The inconvenient truth of founder Serranus Hastings’ genocide and enslaving of Native Americans has the law school’s board pushing through a name change, particularly after a big-bucks megadonor demanded it.
It was just one week ago today when the New York Times ran a historical exposé on UC Hastings law school founder Serranus Hastings (1814 – 1893), and the school’s deliberations on whether to remove his name from the school’s title. The law school’s head honchos were against it; the Times piece quoted Hastings’ great-great grandson and permanent board member who said, “I do not think the renaming will benefit the institution,” and Dean David Faigman grousing. “What would removing the Hastings name accomplish?”

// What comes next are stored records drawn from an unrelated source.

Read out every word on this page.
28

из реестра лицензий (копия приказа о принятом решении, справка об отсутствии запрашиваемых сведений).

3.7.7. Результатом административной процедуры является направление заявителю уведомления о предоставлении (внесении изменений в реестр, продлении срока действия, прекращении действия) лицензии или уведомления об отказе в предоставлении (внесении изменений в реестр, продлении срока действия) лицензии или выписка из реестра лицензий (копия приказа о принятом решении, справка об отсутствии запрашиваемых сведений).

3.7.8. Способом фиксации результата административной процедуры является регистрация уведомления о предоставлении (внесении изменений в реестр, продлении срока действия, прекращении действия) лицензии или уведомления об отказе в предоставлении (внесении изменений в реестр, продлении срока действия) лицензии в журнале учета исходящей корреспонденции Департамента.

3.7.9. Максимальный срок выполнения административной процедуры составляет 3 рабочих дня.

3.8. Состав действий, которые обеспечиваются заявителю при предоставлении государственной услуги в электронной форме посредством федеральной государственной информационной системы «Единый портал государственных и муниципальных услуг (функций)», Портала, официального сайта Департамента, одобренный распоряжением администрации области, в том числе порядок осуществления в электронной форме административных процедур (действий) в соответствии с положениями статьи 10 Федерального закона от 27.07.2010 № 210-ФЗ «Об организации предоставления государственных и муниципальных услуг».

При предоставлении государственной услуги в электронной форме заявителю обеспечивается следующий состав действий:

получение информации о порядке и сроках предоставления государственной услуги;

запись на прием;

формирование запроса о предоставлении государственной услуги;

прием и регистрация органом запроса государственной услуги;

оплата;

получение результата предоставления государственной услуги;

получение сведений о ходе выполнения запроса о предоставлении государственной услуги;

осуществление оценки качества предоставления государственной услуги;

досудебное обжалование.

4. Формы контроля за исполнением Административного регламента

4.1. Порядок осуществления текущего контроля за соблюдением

What a difference a week and an unflattering New York Times piece makes! The Chronicle reports that the UC Hastings board is now moving to change the name, with Dean Faigman saying, “It is time that the name be addressed and changed,” and great-great grandson saying the legacy was “a stain associated with the name and the college. To move forward with this is the right thing to do.”
As the Chronicle notes, the Gold Rush-era cattle magnate, state Supreme Court justice, and state attorney general Serranus Hastings “sponsored massacres of Native American people in Mendocino County,” and “masterminded a plan for the settlers to hunt and slaughter Native Americans themselves. The campaign he helped finance became part of a three-year murder spree known as the Round Valley Settler Massacres, in which more than 1,000 members of the Powe Nom — more commonly called Yuki — and other tribes were killed.” Hastings started the law school in 1878 with a $100,000 gift in gold, much of it made via taking land through mass killings.
The school’s board voted unanimously to change the name at a Tuesday meeting. “UC Hastings has collaborated with the Yuki People and members of other affected tribes for the last four years in pursuit of restorative justice,” chair of that board Carl Robertson said in a release. “With this vote, we authorize UC Hastings leadership to work in good faith with legislators and other stakeholders to change our school’s name.”
Why the sudden change of heart? We may have a clue! Per the Chronicle, "Trial lawyer Joseph Cotchett, class of ’64, is perhaps Hastings’ most generous alumni donor. Half of the roughly $10 million he’s given helped establish the Cotchett Law Center at 333 Golden Gate Ave., which opened last year and is part of a major Hastings expansion.
Cotchett told The Chronicle he would remove his name from that building if 'Hastings' remains, adding, "I certainly don’t want my name affiliated with an individual who would conduct himself in that fashion."
Since the name is enshrined into law, they do need a legislative bill to change it. State senator Scott Wiener, whose district includes Hastings, sounds happy to oblige.
“Hastings definitely needs a name change,” Wiener told the Chronicle. “The idea that this institution would be named for someone who exterminated Native Americans is untenable. To me, it’s a no-brainer.”
That may come with an unintended consequence — Hastings’ descendants could ask for his money back, in today’s dollars, and with interest. It is, after all, enshrined into an 1878 state law that the school "shall forever be known and designated as the Hastings College of the Law."
At Tuesday’s meeting, the school’s former foundation president Robert Sall said repaying descendants "will be deeply offensive" to the Yuki people and that "the college will find itself in the midst of litigation and perhaps a public uproar."
This is the same law school that produced Vice President Kamala Harris, congressional representative Jackie Speier, the late San Francisco public defender Jeff Adachi, and former Mayor Willie Brown.
Brown, for once, spoke humbly on the topic. “I’m not terribly proud of carrying the Hastings name on my law license,” he told the Chronicle. “There is no forgiveness in this.”